Die Tage wurden etwas kürzer und das Scharmützel mit dem Peter Hinterer ging weiter. Der Rotzbub hatte seine Schulfreunde eingeladen, als der Vater bei der Arbeit war, und dann war es dementsprechend laut in der Wohnung und am Gang zugegangen.
„Werdet ihr aufhören, solchen Lärm zu machen, als ob das Haus zusammenfällt. Ich werd‘ mich bei der Verwaltung beschweren und bei deinem Vater!“
Diese Drohung fruchtete nicht viel. Alte Schreckschraube und andere ungebührliche Bemerkungen musste sie sich anhören. Aufgebracht zog sie sich in ihre Wohnung zurück, ohne nicht kritisch zu vermerken, dass der Kinderwagen der Familie Markovich vorschriftswidrig am Gang stand.

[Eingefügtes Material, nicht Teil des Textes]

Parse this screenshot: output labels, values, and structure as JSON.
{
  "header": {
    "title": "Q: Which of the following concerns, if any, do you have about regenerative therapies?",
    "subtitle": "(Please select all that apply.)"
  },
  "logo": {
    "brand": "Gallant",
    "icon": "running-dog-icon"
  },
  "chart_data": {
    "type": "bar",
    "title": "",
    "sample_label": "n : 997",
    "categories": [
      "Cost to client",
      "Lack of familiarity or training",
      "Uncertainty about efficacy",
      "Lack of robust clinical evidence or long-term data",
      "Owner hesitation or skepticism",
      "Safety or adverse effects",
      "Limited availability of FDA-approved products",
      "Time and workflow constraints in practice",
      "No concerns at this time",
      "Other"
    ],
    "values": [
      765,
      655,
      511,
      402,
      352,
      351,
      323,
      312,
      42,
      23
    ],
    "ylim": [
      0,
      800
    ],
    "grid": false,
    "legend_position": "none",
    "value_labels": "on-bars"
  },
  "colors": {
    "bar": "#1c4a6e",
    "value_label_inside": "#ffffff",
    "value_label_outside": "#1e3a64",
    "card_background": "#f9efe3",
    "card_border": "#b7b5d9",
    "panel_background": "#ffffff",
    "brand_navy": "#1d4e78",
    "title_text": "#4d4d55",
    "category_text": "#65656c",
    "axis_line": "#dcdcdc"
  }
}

„Nicht einmal einen Platz zum Vorbeigehen hat man!“
Auch das würde sie in der Verwaltung melden. Dann schaltete sie den Fernseher ein, wollte sich ablenken lassen von der täglichen Mühsal in dieser Welt. Die Nachrichten waren uninteressant, eine Vermisstenanzeige wurde eingeblendet. Irgendwie hatte sie das Gefühl, die Frau auf dem Bildschirm schon einmal gesehen zu haben.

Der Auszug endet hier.